Let's create some training data

In [3]:
from sklearn.datasets import fetch_kddcup99
import pandas as pd
import numpy as np
from tqdm import tqdm

X,y = fetch_kddcup99(return_X_y = True)

feature_names = ["feature_"+str(x) for x in range(X.shape[1])]
exclude_features = ['feature_1','feature_2','feature_3']

X = pd.DataFrame(X, columns=feature_names, dtype=None)
X = X[X.columns.difference(exclude_features)].astype(np.float)

y = np.random.choice([0,1], X.shape[0])

categorical_features = ['feature_11','feature_13','feature_14','feature_6','feature_7','feature_8']

from sklearn.model_selection import train_test_split
X_train, X_valid, y_train, y_valid = train_test_split(X,y)

train_data = lgb.Dataset(X_train, label=y_train, categorical_feature=categorical_features, free_raw_data=False)
valid_data = lgb.Dataset(X_valid, label=y_valid, categorical_feature=categorical_features, free_raw_data=False, reference=train_data)
# train_data = lgb.Dataset(X, label=y, free_raw_data=True)

NameError: name 'lgb' is not defined

## Setting parameters

[[nice tutorial on LGB parameters]](https://neptune.ai/blog/lightgbm-parameters-guide)

In lightGBM all parameters are global. 

There are several ways you can set them up:
- in config file
- using param dicionary
- in particular classes or methods

The are 100+ parameters.
- core params = objective and evaluation metrics / algorithm
- training params = n_estimators / learning_rate
- base learner params = max_depth / max_leaves




## Training

There are no different models for different tasks like in scikit-learn (LGBMCLassifier, LGBMRegressor).

The type of task is defined only by its objective:
- MSE + L2 for regression tasks
- binary / multiclass for classification tasks
- lambdarank for ranking tasks

Implemented bossting types:
- GBT
- DART
- GOSS
- RF

#### Minimal Training

In [None]:
bst = lgb.train(
    train_set = train_data, 
    params = {'objective':'binary'})

#### How to track training process using evaluation metrics

- Parameter **valid_sets** defines datasets on which evaluation will be done (including training data if necessary)
- Parameter __feval__ defines metrics
- Parameter __valid_names__ defines datasets names in evaluation results

You should manually provide dictionary where the evaluation results will be stored

In [None]:
results_dict = {}

lgb.train(
    train_data,
    valid_sets = [train_data, valid_data],
    feval = ['auc','logloss'],
    valid_names = ['super_train_data','super_valid_data'], 
    evals_result = results_dict)

print(results)

Training visualization

In [None]:
%matplotlib inline
import matplotlib.pyplot as plt

plt.plot(results_dict['train']['auc'], label='train', color='red')
plt.plot(results_dict['valid']['auc'], label='valid', color='green')
plt.grid(True, linestyle='dotted')

To suppress printing each iteration:
`verbose_eval=False`

#### How to use early stopping

`lgb.train(early_stopping_rounds = 10)`

or 

`params['early_stopping_rounds']=10`

will stop training if there is no improvement in validation score.

- It checks only **validation** sets

    there must be at least one validation set (with a reference) defined in valid_sets


- It checks **all** metrics
    
    you could enforce it to check only the first metric (for example ROC_AUC) by setting **first_metric_only** parameter.

## Distributed training

params['tree_learner'] = 
- serial
- feature parallel
- data parallel
- voting

params['device_type'] = 
- cpu
- gpu
- cuda



# Implementation (Sklearn)

There is a number of wrappers for scikit-learn.

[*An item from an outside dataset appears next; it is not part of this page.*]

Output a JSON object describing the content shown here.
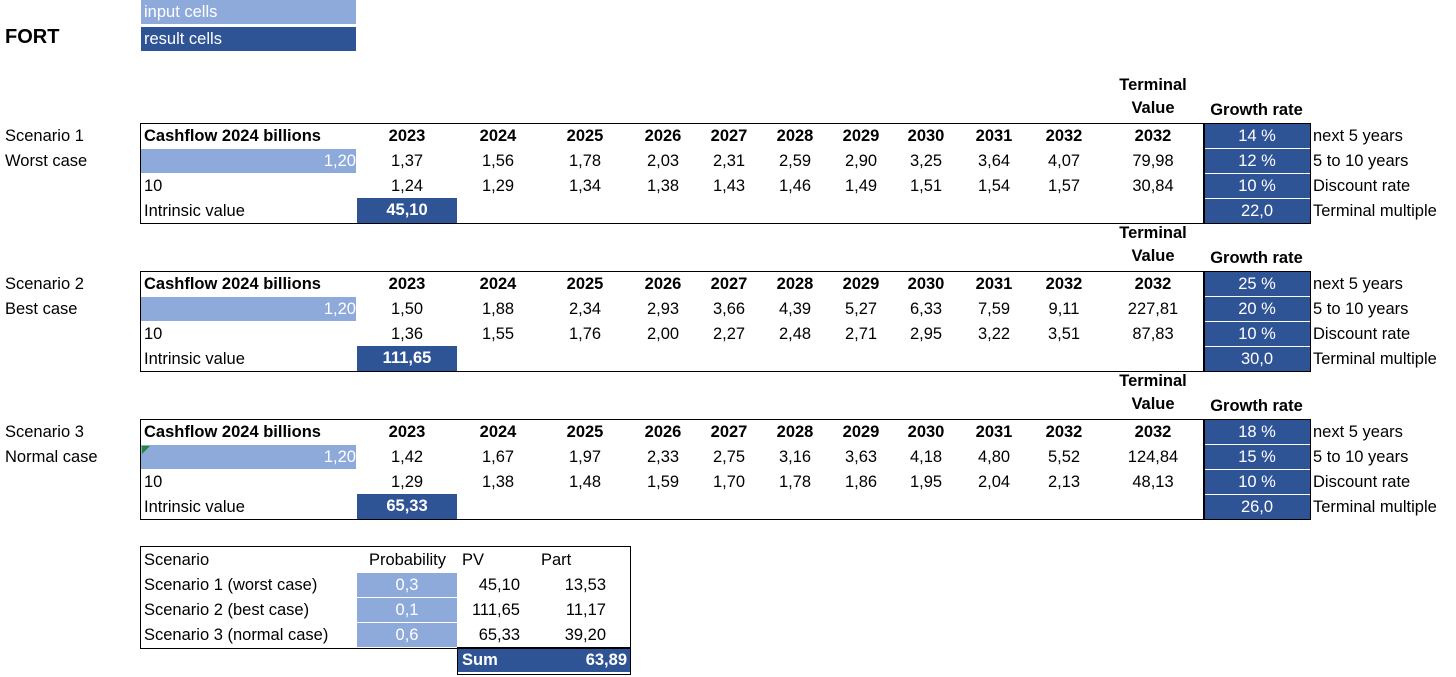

They make it possible to plug LGBM models into standard scikit-learn pipelines:
- LGBMClassifier()
- LGBMRegressor()
- LGBMRanker()

They differ only with default objective function. Ensemble algorithm is the same.

For example, they provide standard __n_estimators__ parameter instead of __num_rounds_count__.

boosting_type =
- lgbt
- dart
- goss
- random forest

importance_type = 
- split - number of times feature is used in splits
- gain - total gain achieved by splitting this feature

To train and apply model use fit() and predict() correspondingly.

You can still set most of the parameters using kwargs.